So, let us, in these next 2 years—men and women of both parties, every political shade—concentrate on the long-range, bipartisan responsibilities of government, not the short-range or short-term temptations of partisan politics.
The problems we inherited were far worse than most inside and out of government had expected; the recession was deeper than most inside and out of government had predicted. Curing those problems has taken more time and a higher toll than any of us wanted. Unemployment is far too high. Projected Federal spending—if government refuses to tighten its own belt—will also be far too high and could weaken and shorten the economic recovery now underway.
This recovery will bring with it a revival of economic confidence and spending for consumer items and capital goods—the stimulus we need to restart our stalled economic engines. The American people have already stepped up their rate of saving, assuring that the funds needed to modernize our factories and improve our technology will once again flow to business and industry.
The inflationary expectations that led to a 21 1/2-percent interest prime rate and soaring mortgage rates 2 years ago are now reduced by almost half. Leaders have started to realize that double-digit inflation is no longer a way of life. I misspoke there. I should have said "lenders."
So, interest rates have tumbled, paving the way for recovery in vital industries like housing and autos.
The early evidence of that recovery has started coming in. Housing starts for the fourth quarter of 1982 were up 45 percent from a year ago, and housing permits, a sure indicator of future growth, were up a whopping 60 percent.
We're witnessing an upsurge of productivity and impressive evidence that American industry will once again become competitive in markets at home and abroad, ensuring more jobs and better incomes for the Nation's work force. But our confidence must also be tempered by realism and patience. Quick fixes and artificial stimulants repeatedly applied over decades are what brought us the inflationary disorders that we've now paid such a heavy price to cure.
The permanent recovery in employment, production, and investment we seek won't come in a sharp, short spurt. It'll build carefully and steadily in the months and years ahead. In the meantime, the challenge of government is to identify the things that we can do now to ease the massive economic transition for the American people.
The Federal budget is both a symptom and a cause of our economic problems. Unless we reduce the dangerous growth rate in government spending, we could face the prospect of sluggish economic growth into the indefinite future. Failure to cope with this problem now could mean as much as a trillion dollars more in national debt in the next 4 years alone. That would average $4,300 in additional debt for every man, woman, child, and baby in our nation.

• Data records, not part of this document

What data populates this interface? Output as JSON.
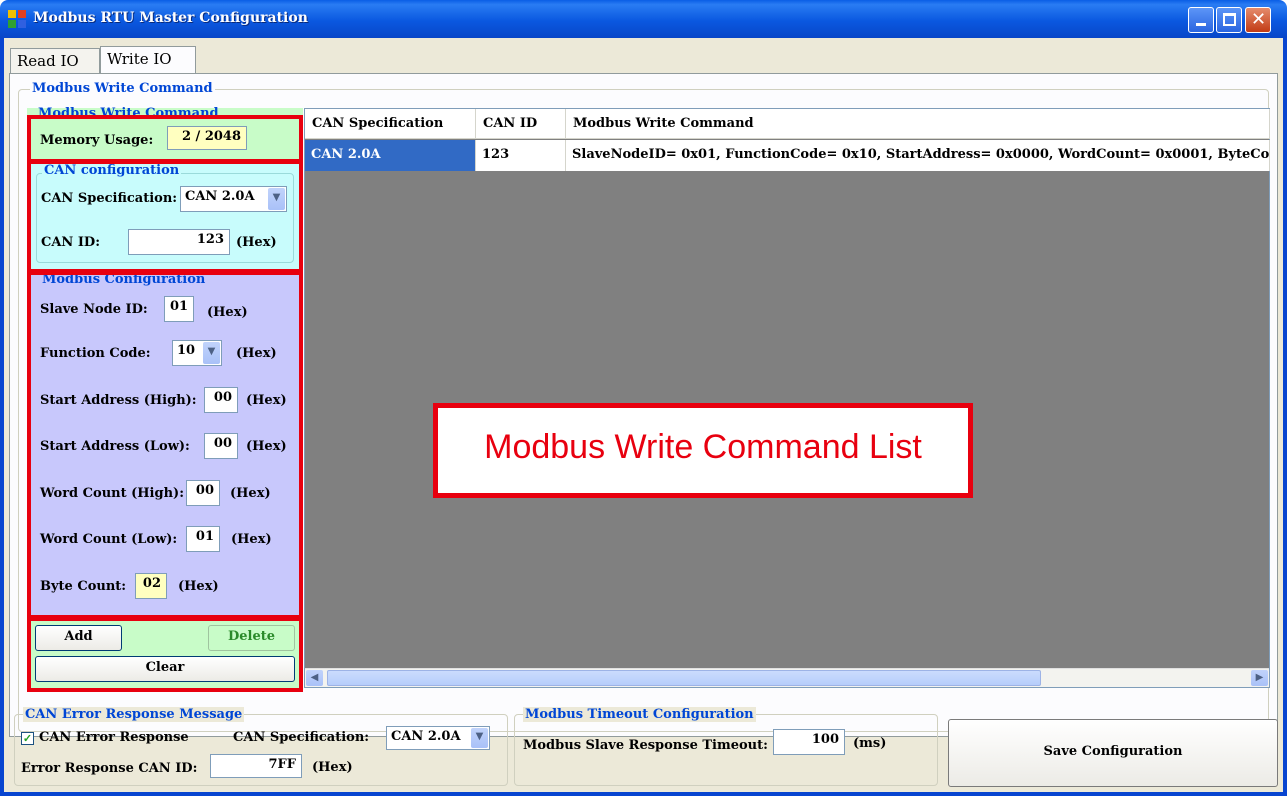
{
  "window": {
    "title": "Modbus RTU Master Configuration"
  },
  "tabs": [
    {
      "label": "Read IO"
    },
    {
      "label": "Write IO"
    }
  ],
  "write_group": {
    "title": "Modbus Write Command"
  },
  "inner_group": {
    "title": "Modbus Write Command"
  },
  "memory": {
    "label": "Memory Usage:",
    "value": "2 / 2048"
  },
  "can_config": {
    "title": "CAN configuration",
    "spec_label": "CAN Specification:",
    "spec_value": "CAN 2.0A",
    "id_label": "CAN ID:",
    "id_value": "123",
    "id_unit": "(Hex)"
  },
  "modbus_config": {
    "title": "Modbus Configuration",
    "slave_label": "Slave Node ID:",
    "slave_value": "01",
    "slave_unit": "(Hex)",
    "func_label": "Function Code:",
    "func_value": "10",
    "func_unit": "(Hex)",
    "start_high_label": "Start Address (High):",
    "start_high_value": "00",
    "start_high_unit": "(Hex)",
    "start_low_label": "Start Address (Low):",
    "start_low_value": "00",
    "start_low_unit": "(Hex)",
    "wc_high_label": "Word Count (High):",
    "wc_high_value": "00",
    "wc_high_unit": "(Hex)",
    "wc_low_label": "Word Count (Low):",
    "wc_low_value": "01",
    "wc_low_unit": "(Hex)",
    "byte_label": "Byte Count:",
    "byte_value": "02",
    "byte_unit": "(Hex)"
  },
  "buttons": {
    "add": "Add",
    "delete": "Delete",
    "clear": "Clear",
    "save": "Save Configuration"
  },
  "table": {
    "headers": [
      "CAN Specification",
      "CAN ID",
      "Modbus Write Command"
    ],
    "rows": [
      [
        "CAN 2.0A",
        "123",
        "SlaveNodeID= 0x01, FunctionCode= 0x10, StartAddress= 0x0000, WordCount= 0x0001, ByteCo"
      ]
    ]
  },
  "annotation": {
    "label": "Modbus Write Command List"
  },
  "error_group": {
    "title": "CAN Error Response Message",
    "checkbox_label": "CAN Error Response",
    "checked": true,
    "spec_label": "CAN Specification:",
    "spec_value": "CAN 2.0A",
    "id_label": "Error Response CAN ID:",
    "id_value": "7FF",
    "id_unit": "(Hex)"
  },
  "timeout_group": {
    "title": "Modbus Timeout Configuration",
    "label": "Modbus Slave Response Timeout:",
    "value": "100",
    "unit": "(ms)"
  },
  "colors": {
    "memory_bg": "#c8fcc8",
    "can_bg": "#c8fcfc",
    "modbus_bg": "#c8c8fc",
    "highlight": "#ffffc0",
    "selected_row": "#316ac5",
    "annotation": "#e8000f"
  }
}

To assure a sustained recovery, we must continue getting runaway spending under control to bring those deficits down. If we don't, the recovery will be too short, unemployment will remain too high, and we will leave an unconscionable burden of national debt for our children. That we must not do.
Let's be clear about where the deficit problem comes from. Contrary to the drumbeat we've been hearing for the last few months, the deficits we face are not rooted in defense spending. Taken as a percentage of the gross national product, our defense spending happens to be only about four-fifths of what it was in 1970. Nor is the deficit, as some would have it, rooted in tax cuts. Even with our tax cuts, taxes as a fraction of gross national product remain about the same as they were in 1970. The fact is, our deficits come from the uncontrolled growth of the budget for domestic spending.
During the 1970's, the share of our national income devoted to this domestic spending increased by more than 60 percent, from 10 cents out of every dollar produced by the American people to 16 cents. In spite of all our economies and efficiencies, and without adding any new programs, basic, necessary domestic spending provided for in this year's budget will grow to almost a trillion dollars over the next 5 years.
The deficit problem is a clear and present danger to the basic health of our Republic. We need a plan to overcome this danger—a plan based on these principles. It must be bipartisan. Conquering the deficits and putting the Government's house in order will require the best effort of all of us. It must be fair. Just as all will share in the benefits that will come from recovery, all would share fairly in the burden of transition. It must be prudent. The strength of our national defense must be restored so that we can pursue prosperity and peace and freedom while maintaining our commitment to the truly needy. And finally, it must be realistic. We can't rely on hope alone.
With these guiding principles in mind, let me outline a four-part plan to increase economic growth and reduce deficits.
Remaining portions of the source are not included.